Parental responsibility

  1. Section 61DA(3) provides that the presumption applies unless I consider it would not be appropriate in the circumstances for the presumption to be applied.
  2. Whilst these parents have a dysfunctional relationship at this time, there is no evidence currently before me that could satisfy me that the child’s welfare is being put at risk as a result of that dysfunction.
  3. That is, there is nothing before me that could indicate that X is missing out on appropriate medical care, day care or supervisory care in either parent’s home.
  4. For those reasons the presumption is to be applied.

Section 65DAA

  1. I have already set out why I am of the view that a shared care arrangement is not in the best interests of the child.
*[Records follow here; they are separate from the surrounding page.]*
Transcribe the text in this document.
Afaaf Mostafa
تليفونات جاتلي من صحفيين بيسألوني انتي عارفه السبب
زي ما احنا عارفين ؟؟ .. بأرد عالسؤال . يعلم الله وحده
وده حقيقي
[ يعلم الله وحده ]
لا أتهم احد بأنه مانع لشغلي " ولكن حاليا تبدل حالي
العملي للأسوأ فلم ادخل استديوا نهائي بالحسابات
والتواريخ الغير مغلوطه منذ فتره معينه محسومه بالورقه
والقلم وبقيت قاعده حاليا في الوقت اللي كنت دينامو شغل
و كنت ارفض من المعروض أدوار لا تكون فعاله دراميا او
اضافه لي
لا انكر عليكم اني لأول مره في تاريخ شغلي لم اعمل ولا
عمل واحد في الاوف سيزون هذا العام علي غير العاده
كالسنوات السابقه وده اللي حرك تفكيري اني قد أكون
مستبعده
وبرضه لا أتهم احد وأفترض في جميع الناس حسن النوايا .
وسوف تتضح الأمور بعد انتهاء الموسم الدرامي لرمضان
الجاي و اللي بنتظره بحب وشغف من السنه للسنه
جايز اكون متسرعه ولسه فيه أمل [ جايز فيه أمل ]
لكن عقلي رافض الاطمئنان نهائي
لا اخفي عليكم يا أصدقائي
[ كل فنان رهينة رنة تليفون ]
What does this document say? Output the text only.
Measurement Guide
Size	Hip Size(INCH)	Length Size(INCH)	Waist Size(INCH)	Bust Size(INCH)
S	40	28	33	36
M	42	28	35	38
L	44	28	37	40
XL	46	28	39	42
It is currently contraindicated due to the parent’s behaviours in this matter.
  2. It may be that in the fullness of time should the co-parenting relationship improve that an equal time arrangement might be in the best interests of X. Only time can tell. It is now up to the parents to put their child’s best interests first.
  3. It is the mother’s proposal that the child spend time with the father for three nights a fortnight. That does not amount to substantial or significant time.
  4. I am of the view that there should be substantial and significant time for X as it is in her best interests based upon her care provided by these parties throughout her life.
  5. I am not bound by either party’s proposal (U v U [2002] HCA 36(2002) FLC 93-112). I intend to make an order for substantial and significant time as I am of the view that it is both in the child’s best interests and reasonably practicable based upon the evidence that I have referred to previously.